Vendu aux Japonais en 1937 et rebaptisé KAIYOKU MARU
Naufragé le 20 Février 1939 par 34°03 N et 127°24 E lors d’une traversée Karatsu - Tsing Tao sur ballasts.
Attaque du 28 Septembre 1918.
Liste d’équipage
Rapport du capitaine
Réquisitionné par le Transit Militaire Maritime, quitté Messine le 28 Septembre 1918 à 15h00 à destination de Palerme, Bizerte puis Toulon, avec 350 tonnes de raisins secs et 32 tonnes de vieux matériel de guerre embarqué à Corfou pour Toulon (vieux filets de barrages, obus, aéroplanes) et escorté par chalutiers ALOUETTE II et MARGUERITE MARIE.
Suivi chenal de sécurité dans les eaux de MARGUERITE MARIE. A 16h02, passé E/W cap Peloro. Commencé à zigzaguer.
A 16h20, par 38°18 N et 15°39,5 W, choc formidable, suivi d’une forte explosion qui ébranle tout le navire. L’explosion se produit par le travers tribord, juste sous la passerelle qui est submergée. Tout est brisé sur la passerelle et dans la chambre de veille où je me trouvais, portant le point sur la carte. Embarcation tribord et compas sont projetés en l’air et je ressens moi-même une forte commotion. Le poste TSF est complètement détruit.

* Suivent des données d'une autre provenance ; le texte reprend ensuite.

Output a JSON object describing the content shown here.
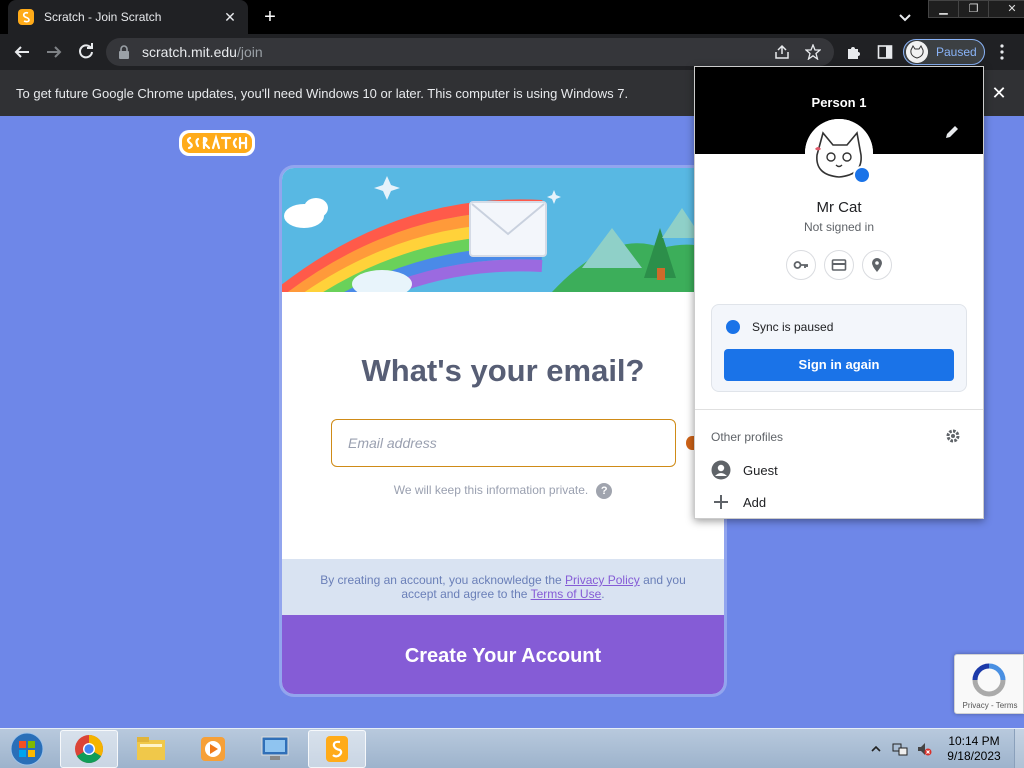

Appelé aux postes de combat. Remous sur tribord, qui pourraient provenir du sous-marin dont on ne voit pas le périscope. Tiré trois coups avec la pièces de 90 mm tandis que MARGUERITE MARIE lance des grenades et qu’ALOUETTE fait route sur la terre.
Mis en avant toute, cap sur la terre, pour échouer le navire qui s’enfonce, sur une plage. Fermé les portes étanches. L’eau monte dans la machine, la cale 2, la soute et la chaufferie. La machine s’arrête toute seule et la barre est bloquée.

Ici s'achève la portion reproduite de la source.